The forecasting method shown in this paper, instead, is a basic block that, combined with an accurate electrical load prediction, has suggested the idea of developing a strategy for an optimal management of batteries charge/discharge. In this context, the idea was born of introducing the potential of forecasting techniques into energy management systems and in particular of energy flows between production plants and storage systems, Figure 20. In particular, if a higher power profile and therefore a large excess of power is expected, the charge of the cells is slowed down, preferring the input into the grid; otherwise, if the excess power is lower, the storage charge is accelerated and then the load can be powered. With this management, an average battery life should be obtained that is considerably longer than in the previous cases, guaranteeing the quality of the network and consumer savings, through a smart management of power flows. To implement this management model it is therefore necessary to dispose of a predictive model for the maximum power profile of the PVs and of the load.

7. Conclusions

An accurate PV power forecasting method has been developped based on a reconfigurable Feed Forward neural network. Definitely:

• A detailed analysis has been carried out, showing the importance of weather conditions and their influence on PV power; as a result of this, the atmospheric variables that have the greatest impact on PV power production have been identified and used as inputs to train the ANN.
• An accurate study of the irregularity of daily irradiance has led to the development of a neural model with great plasticity and capable of reducing the complexity of its architecture when it is not needed. The resulting ANN can be defined tunable since it adapts itself according to the particular irradiance profile.
• After the simulation performed in MATLAB environment, validations have been done for a practical PV plant located in ENEA Casaccia RC (Rome, Italy), using the proposed forecasting neural model.
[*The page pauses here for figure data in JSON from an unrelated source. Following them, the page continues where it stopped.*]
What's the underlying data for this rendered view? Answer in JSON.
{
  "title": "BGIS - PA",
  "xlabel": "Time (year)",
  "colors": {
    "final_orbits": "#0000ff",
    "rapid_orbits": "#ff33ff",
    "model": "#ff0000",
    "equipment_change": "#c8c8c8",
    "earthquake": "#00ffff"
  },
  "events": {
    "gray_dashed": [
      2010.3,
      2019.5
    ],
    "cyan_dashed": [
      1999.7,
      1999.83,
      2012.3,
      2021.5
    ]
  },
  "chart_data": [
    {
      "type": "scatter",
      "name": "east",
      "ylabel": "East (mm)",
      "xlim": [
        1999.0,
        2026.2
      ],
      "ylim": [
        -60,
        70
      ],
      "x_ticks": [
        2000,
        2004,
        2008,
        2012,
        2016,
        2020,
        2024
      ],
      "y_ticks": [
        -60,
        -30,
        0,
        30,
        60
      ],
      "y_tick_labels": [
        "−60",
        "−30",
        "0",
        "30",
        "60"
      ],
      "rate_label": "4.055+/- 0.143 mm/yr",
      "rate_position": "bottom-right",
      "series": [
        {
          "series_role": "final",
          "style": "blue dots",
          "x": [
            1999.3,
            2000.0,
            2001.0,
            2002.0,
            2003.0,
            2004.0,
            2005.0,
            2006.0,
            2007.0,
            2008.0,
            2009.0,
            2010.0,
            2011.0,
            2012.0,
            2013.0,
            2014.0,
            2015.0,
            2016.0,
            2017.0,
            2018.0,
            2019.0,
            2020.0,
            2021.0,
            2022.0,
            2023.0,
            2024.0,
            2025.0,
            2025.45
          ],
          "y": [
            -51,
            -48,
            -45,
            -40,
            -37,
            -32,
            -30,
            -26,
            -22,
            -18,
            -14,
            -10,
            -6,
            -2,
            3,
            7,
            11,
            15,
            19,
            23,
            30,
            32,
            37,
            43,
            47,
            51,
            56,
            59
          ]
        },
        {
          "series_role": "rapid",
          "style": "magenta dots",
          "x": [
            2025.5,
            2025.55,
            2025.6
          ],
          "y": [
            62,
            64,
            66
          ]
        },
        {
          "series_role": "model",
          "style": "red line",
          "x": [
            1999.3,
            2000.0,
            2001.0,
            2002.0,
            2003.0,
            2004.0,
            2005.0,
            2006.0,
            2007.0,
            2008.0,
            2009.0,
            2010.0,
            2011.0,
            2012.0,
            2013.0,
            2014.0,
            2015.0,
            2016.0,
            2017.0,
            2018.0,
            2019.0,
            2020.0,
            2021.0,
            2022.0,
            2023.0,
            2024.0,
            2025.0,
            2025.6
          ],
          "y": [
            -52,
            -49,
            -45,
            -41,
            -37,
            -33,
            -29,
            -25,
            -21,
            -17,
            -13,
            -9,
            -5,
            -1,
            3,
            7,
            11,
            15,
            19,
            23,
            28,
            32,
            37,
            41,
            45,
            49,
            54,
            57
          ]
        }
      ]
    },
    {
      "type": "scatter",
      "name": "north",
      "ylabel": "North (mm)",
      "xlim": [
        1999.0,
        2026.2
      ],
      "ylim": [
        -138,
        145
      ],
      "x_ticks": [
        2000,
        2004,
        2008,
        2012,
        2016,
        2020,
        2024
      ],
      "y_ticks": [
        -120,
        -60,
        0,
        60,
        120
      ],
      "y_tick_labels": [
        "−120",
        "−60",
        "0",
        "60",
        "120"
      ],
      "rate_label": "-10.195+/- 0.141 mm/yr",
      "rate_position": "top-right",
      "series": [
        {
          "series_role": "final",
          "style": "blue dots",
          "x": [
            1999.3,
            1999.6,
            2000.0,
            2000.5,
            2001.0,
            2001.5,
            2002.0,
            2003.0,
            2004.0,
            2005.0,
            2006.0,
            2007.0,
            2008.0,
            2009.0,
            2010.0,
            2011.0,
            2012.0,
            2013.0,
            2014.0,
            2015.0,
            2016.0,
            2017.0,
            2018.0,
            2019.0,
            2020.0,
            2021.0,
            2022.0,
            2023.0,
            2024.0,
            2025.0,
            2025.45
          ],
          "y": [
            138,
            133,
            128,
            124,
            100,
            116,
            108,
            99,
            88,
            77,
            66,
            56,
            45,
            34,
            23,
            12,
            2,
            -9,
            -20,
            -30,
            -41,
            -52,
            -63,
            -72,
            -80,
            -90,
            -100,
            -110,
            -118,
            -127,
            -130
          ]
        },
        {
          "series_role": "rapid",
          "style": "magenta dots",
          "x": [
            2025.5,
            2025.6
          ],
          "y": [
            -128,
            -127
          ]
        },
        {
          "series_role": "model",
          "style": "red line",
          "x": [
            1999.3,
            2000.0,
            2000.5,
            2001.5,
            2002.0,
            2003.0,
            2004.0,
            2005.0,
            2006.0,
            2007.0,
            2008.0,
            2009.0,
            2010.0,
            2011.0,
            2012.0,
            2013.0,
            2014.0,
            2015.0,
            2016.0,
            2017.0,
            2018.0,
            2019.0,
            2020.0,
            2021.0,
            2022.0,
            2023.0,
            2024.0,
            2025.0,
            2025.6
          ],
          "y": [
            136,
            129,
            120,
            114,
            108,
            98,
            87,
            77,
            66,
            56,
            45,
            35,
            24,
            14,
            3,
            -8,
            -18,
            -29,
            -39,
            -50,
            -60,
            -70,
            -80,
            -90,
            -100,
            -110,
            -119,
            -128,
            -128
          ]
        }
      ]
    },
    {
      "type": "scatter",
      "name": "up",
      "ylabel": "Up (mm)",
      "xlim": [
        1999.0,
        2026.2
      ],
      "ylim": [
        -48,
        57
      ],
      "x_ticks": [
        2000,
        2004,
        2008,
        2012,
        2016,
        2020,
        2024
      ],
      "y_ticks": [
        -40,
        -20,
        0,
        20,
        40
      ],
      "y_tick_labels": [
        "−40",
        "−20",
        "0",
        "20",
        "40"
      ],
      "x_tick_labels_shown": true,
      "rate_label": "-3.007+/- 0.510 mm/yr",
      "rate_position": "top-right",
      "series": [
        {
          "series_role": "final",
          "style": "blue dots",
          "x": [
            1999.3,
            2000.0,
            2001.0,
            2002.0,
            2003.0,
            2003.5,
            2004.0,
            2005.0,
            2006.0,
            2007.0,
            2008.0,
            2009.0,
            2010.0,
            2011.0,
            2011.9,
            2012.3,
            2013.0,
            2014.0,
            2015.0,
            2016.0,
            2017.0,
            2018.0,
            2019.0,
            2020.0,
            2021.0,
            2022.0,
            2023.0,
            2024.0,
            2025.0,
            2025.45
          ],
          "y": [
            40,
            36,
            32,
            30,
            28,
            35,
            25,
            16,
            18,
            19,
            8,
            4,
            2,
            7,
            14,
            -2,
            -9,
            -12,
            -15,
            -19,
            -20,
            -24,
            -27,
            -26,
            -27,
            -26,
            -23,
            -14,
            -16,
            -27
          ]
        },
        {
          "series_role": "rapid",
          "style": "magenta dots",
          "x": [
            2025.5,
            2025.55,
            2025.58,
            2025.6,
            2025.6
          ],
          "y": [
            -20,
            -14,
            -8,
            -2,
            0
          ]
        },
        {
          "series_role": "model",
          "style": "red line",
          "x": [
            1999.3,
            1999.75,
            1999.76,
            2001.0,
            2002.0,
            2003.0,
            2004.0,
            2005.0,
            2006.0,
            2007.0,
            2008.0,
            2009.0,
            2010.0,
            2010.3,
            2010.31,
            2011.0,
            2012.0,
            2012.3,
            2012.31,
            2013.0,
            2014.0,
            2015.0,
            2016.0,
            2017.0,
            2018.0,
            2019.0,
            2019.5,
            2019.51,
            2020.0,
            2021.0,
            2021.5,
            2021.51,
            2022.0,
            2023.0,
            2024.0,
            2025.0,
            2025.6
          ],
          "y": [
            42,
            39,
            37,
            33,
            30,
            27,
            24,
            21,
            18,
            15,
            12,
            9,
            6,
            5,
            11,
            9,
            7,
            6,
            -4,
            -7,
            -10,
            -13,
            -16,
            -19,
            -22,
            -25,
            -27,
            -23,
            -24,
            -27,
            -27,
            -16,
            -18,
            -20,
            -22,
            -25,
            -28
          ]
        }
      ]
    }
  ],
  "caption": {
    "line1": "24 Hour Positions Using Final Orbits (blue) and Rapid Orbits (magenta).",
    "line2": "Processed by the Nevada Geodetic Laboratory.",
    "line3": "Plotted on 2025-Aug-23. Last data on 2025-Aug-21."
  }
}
The ability to reduce the uncertainty of generated power makes the model particularly suitable for integration into smart grids, where the key point is the energy management. The results demonstrate that the achieved accuracy is very high, also under variable weather conditions. This strategy is inserted in a broader scenario where we wish to achieve good results in the optimization of the processes of charge/discharge of the storage system, in order to extend the life-time of the battery pack. A further step will be the developent of an effective method for forecasting the electrical load consumption.